The club was filled for previous sets by Charlie Faye & the Fayettes, 8Ball Aitken and Shurman, but an audience member who posted a video on YouTube claimed Bad Luck Jonathan nearly emptied the place. They also prompted the bar to stop serving.
He admitted the Chicago-based rock band had cranked the volume. They also like to talk between songs, and some of their comments are not for the easily offended. After soundman Richard Vannoy cut their amps, Langford and fellow frontman Martin “Blueshammer” Billheimer decided they would dance around — shirtless. As they are wont to do. (Langford, the punk/cow-punk character behind the Waco Brothers and the Mekons, has a long history of humorously subversive musical antics.) Still plugged in, guitarist Phil Wandscher, bassist Alan Doughty and drummer Joe Camarillo continued to play as the pair jiggled their exposed bellies.
“Maybe it was a little too homoerotic for them,” he said, “‘Cause we’re middle-aged men and we’re sexy … it felt like being in the Sex Pistols or something. Everybody was staring at us like they hated us and it took a while to work out what was going on, ’cause we were just doing our normal set.”
As it turns out, the Giving Tree was behind the power cutoff. The backline was theirs, and they suspected their gear was getting damaged. A YouTube video capturing the dance said the recording started after an onstage brawl (likely not actual), Billheimer falling on his back and Langford sitting on him for a guitar solo.

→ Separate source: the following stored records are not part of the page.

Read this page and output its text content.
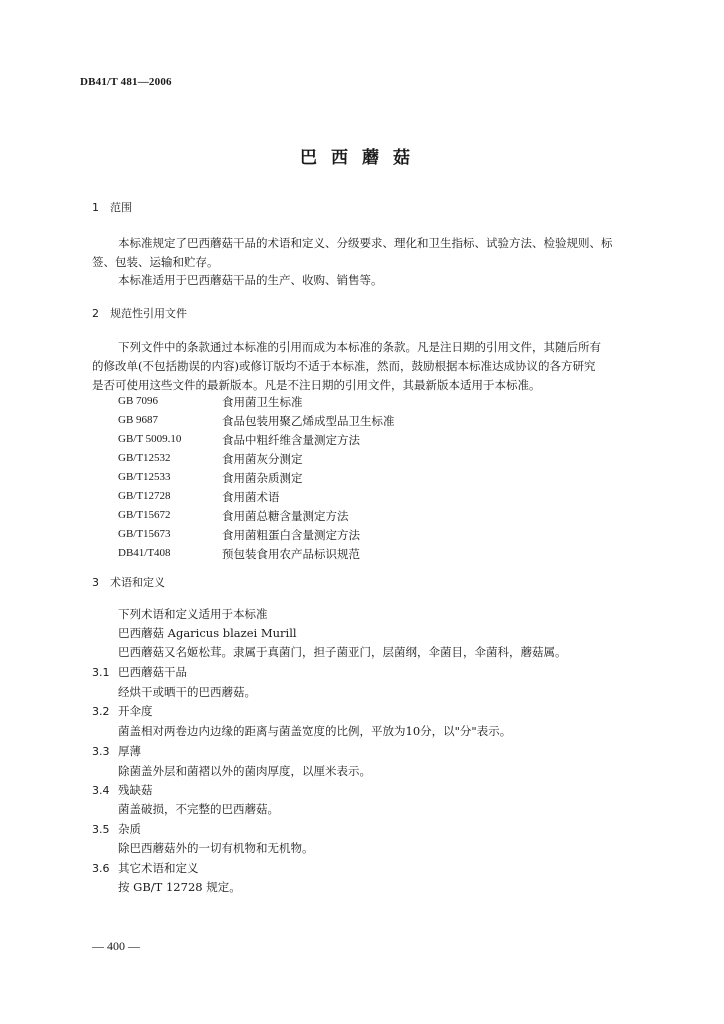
DB41/T 481—2006
巴西蘑菇
1　范围
本标准规定了巴西蘑菇干品的术语和定义、分级要求、理化和卫生指标、试验方法、检验规则、标
签、包装、运输和贮存。
本标准适用于巴西蘑菇干品的生产、收购、销售等。
2　规范性引用文件
下列文件中的条款通过本标准的引用而成为本标准的条款。凡是注日期的引用文件，其随后所有
的修改单(不包括勘误的内容)或修订版均不适于本标准，然而，鼓励根据本标准达成协议的各方研究
是否可使用这些文件的最新版本。凡是不注日期的引用文件，其最新版本适用于本标准。
GB 7096	食用菌卫生标准
GB 9687	食品包装用聚乙烯成型品卫生标准
GB/T 5009.10	食品中粗纤维含量测定方法
GB/T12532	食用菌灰分测定
GB/T12533	食用菌杂质测定
GB/T12728	食用菌术语
GB/T15672	食用菌总糖含量测定方法
GB/T15673	食用菌粗蛋白含量测定方法
DB41/T408	预包装食用农产品标识规范
3　术语和定义
下列术语和定义适用于本标准
巴西蘑菇 Agaricus blazei Murill
巴西蘑菇又名姬松茸。隶属于真菌门，担子菌亚门，层菌纲，伞菌目，伞菌科，蘑菇属。
3.1 巴西蘑菇干品
经烘干或晒干的巴西蘑菇。
3.2 开伞度
菌盖相对两卷边内边缘的距离与菌盖宽度的比例，平放为10分，以"分"表示。
3.3 厚薄
除菌盖外层和菌褶以外的菌肉厚度，以厘米表示。
3.4 残缺菇
菌盖破损，不完整的巴西蘑菇。
3.5 杂质
除巴西蘑菇外的一切有机物和无机物。
3.6 其它术语和定义
按 GB/T 12728 规定。
— 400 —
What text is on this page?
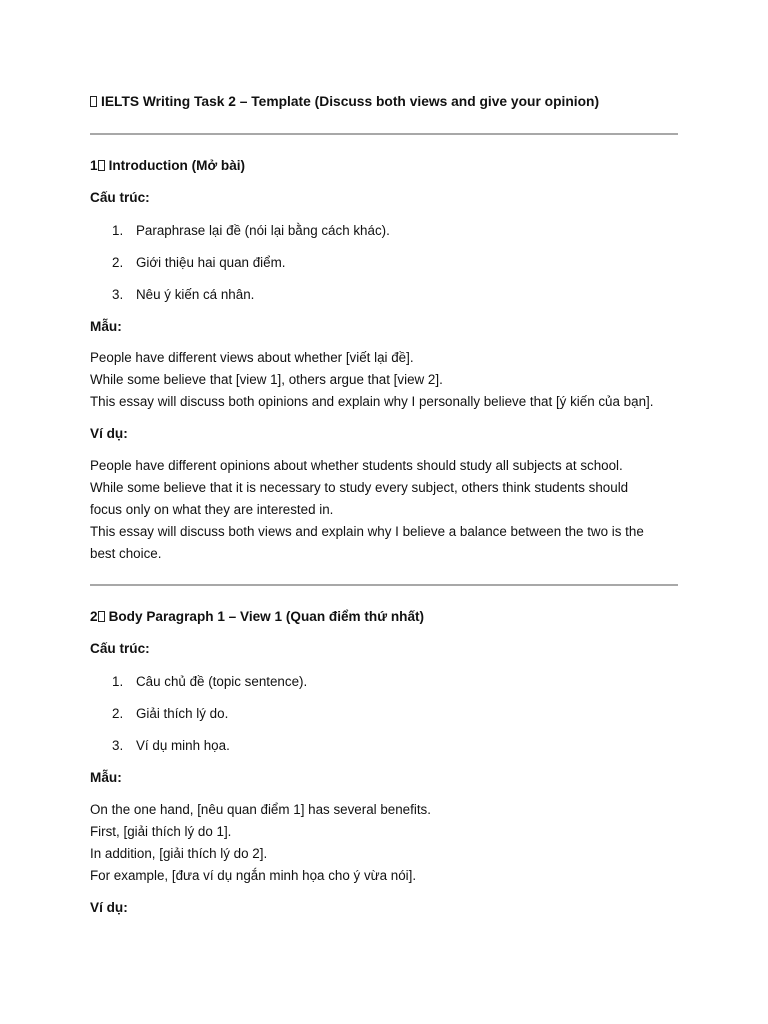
IELTS Writing Task 2 – Template (Discuss both views and give your opinion)
1 Introduction (Mở bài)
Cấu trúc:
1. Paraphrase lại đề (nói lại bằng cách khác).
2. Giới thiệu hai quan điểm.
3. Nêu ý kiến cá nhân.
Mẫu:
People have different views about whether [viết lại đề].
While some believe that [view 1], others argue that [view 2].
This essay will discuss both opinions and explain why I personally believe that [ý kiến của bạn].
Ví dụ:
People have different opinions about whether students should study all subjects at school.
While some believe that it is necessary to study every subject, others think students should
focus only on what they are interested in.
This essay will discuss both views and explain why I believe a balance between the two is the
best choice.
2 Body Paragraph 1 – View 1 (Quan điểm thứ nhất)
Cấu trúc:
1. Câu chủ đề (topic sentence).
2. Giải thích lý do.
3. Ví dụ minh họa.
Mẫu:
On the one hand, [nêu quan điểm 1] has several benefits.
First, [giải thích lý do 1].
In addition, [giải thích lý do 2].
For example, [đưa ví dụ ngắn minh họa cho ý vừa nói].
Ví dụ:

But according to the Giving Tree’s manager, the bandmates — also Illinois residents — weren’t upset, and in fact enjoyed what they heard. Via email, band member Eric Fink said, “We’ve always appreciated Jon Langford and his immense contribution to art and music, but didn’t even recognize him on stage in Bad Luck Jonathon. Their set was a mix of punk rock and drunk rock … unfortunately, our equipment was being damaged, so we were forced to unplug their instruments. When it was over, the guitar player approached us, apologized, and assured me he would pay for any damage. I didn’t realize who it was until he gave me his name and cell number. I read ‘Jon Langford’ and I said, ‘THE Jon Langford!’ Never thought that’s how I would get Jon Langford’s cell phone number! … We played a few acoustic songs for a couple of fans who stuck around, packed up and had a good laugh.”
On Sunday, Langford joked, “I’m Welsh, and it’s probably deep in my bones and in my DNA, the desire to destroy Saxons. So last night was just an involuntary manifestation of that.”